まず事件発生から7か月後というのは、確かに警察側の捜査が手詰まりになっていた時期とも言えますが、それは一般論です。また客観的に考えても警察の捜査が難航しているのは3か月もしたらわかります。つまり7か月目である必要はないのです。

 

さらに主人公からの視点が欠如しています。

 

被害者の母親の7か月後

彼女は、事件発生直後や3か月後も、彼女は3つの看板が立つ通りを息子の通学のために通っていました。しかしその際は「看板広告を出そう」とは思っていないのです。

 

なぜか?警察の捜査にしびれを切らしたから?違います。それならば先ほど言ったようにもっと早いタイミングがあるはずです。

 

彼女は母親です。娘を亡くして7か月たった母親の気持ちをこの映画は描いているのです。

 

彼女の本心は、事件から7か月たって娘について何もすることがなくなりつつある自分への悲しみや虚無感があるのです。それに対する希望や救いを看板広告に求めたのです。

 

看板広告は案の定、広がりを見せました。犯人追跡が目的だとしたら機能的にはそれで十分なのです。

 

しかし、彼女は看板広告の下で花を育て始め、彩りを加えていきます。
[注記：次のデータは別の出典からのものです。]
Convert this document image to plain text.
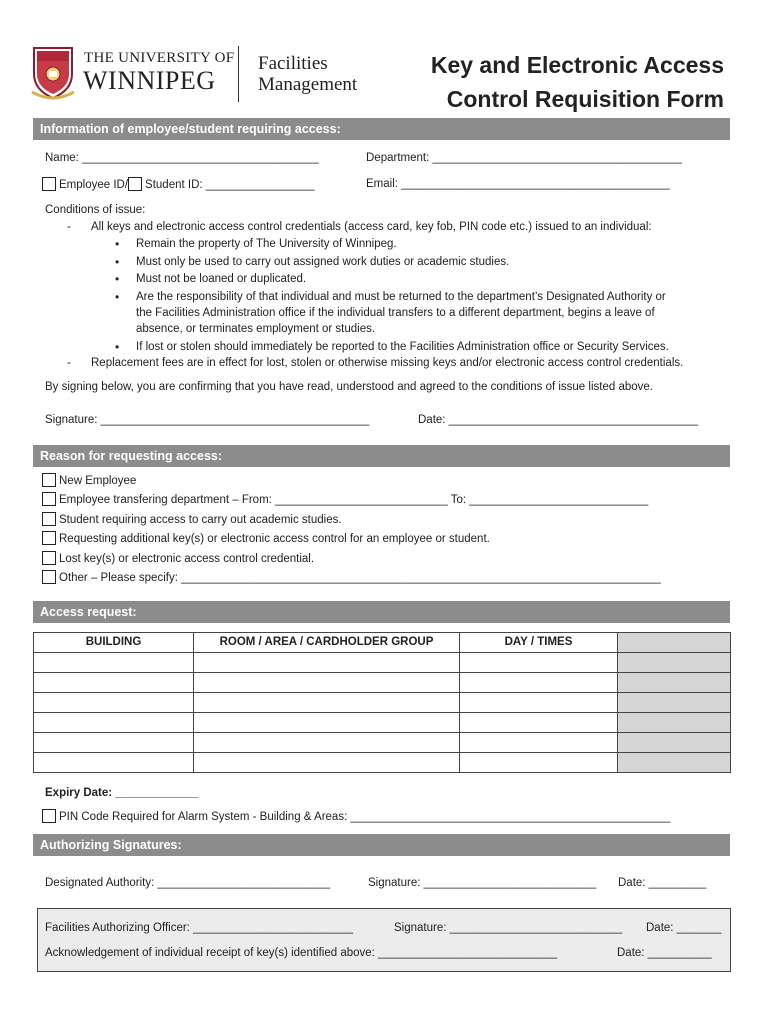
THE UNIVERSITY OF
WINNIPEG
Facilities
Management
Key and Electronic Access
Control Requisition Form
Information of employee/student requiring access:
Name: _____________________________________	Department: _______________________________________
Employee ID/ Student ID: _________________	Email: __________________________________________
Conditions of issue:
- All keys and electronic access control credentials (access card, key fob, PIN code etc.) issued to an individual:
• Remain the property of The University of Winnipeg.
• Must only be used to carry out assigned work duties or academic studies.
• Must not be loaned or duplicated.
• Are the responsibility of that individual and must be returned to the department’s Designated Authority or
the Facilities Administration office if the individual transfers to a different department, begins a leave of
absence, or terminates employment or studies.
• If lost or stolen should immediately be reported to the Facilities Administration office or Security Services.
- Replacement fees are in effect for lost, stolen or otherwise missing keys and/or electronic access control credentials.
By signing below, you are confirming that you have read, understood and agreed to the conditions of issue listed above.
Signature: __________________________________________	Date: _______________________________________
Reason for requesting access:
New Employee
Employee transfering department – From: ___________________________ To: ____________________________
Student requiring access to carry out academic studies.
Requesting additional key(s) or electronic access control for an employee or student.
Lost key(s) or electronic access control credential.
Other – Please specify: ___________________________________________________________________________
Access request:
BUILDING	ROOM / AREA / CARDHOLDER GROUP	DAY / TIMES	

Expiry Date: _____________
PIN Code Required for Alarm System - Building & Areas: __________________________________________________
Authorizing Signatures:
Designated Authority: ___________________________	Signature: ___________________________ Date: _________
Facilities Authorizing Officer: _________________________	Signature: ___________________________ Date: _______
Acknowledgement of individual receipt of key(s) identified above: ____________________________	Date: __________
看板の下では穏やかな表情を見せ、偶然鹿が現れたら真っ先に娘の生まれ変わりを連想します。

 

看板広告自体が彼女についての目的であり、救いであり、希望なのです。

 

だから広告が燃やされたら、息子が制止するのも聞かないくらいに命を懸ける必要と価値があるのです。

 

喪失と再生のためのドラマ

そうです。この映画は、殺人事件の犯人追跡という一級のサスペンス映画でありながら、家族を失った人間の喪失と希望を描いた再生のためのドラマでもあるのです。

 

ここまでわかれば、あんなシーンやこんなシーンがもっと深みを持ち、さらに輝き始めるんじゃないでしょうか?

 

ということで、もう一度見てみても違った味わいができる素晴らしい映画ですね、『スリービルボード』。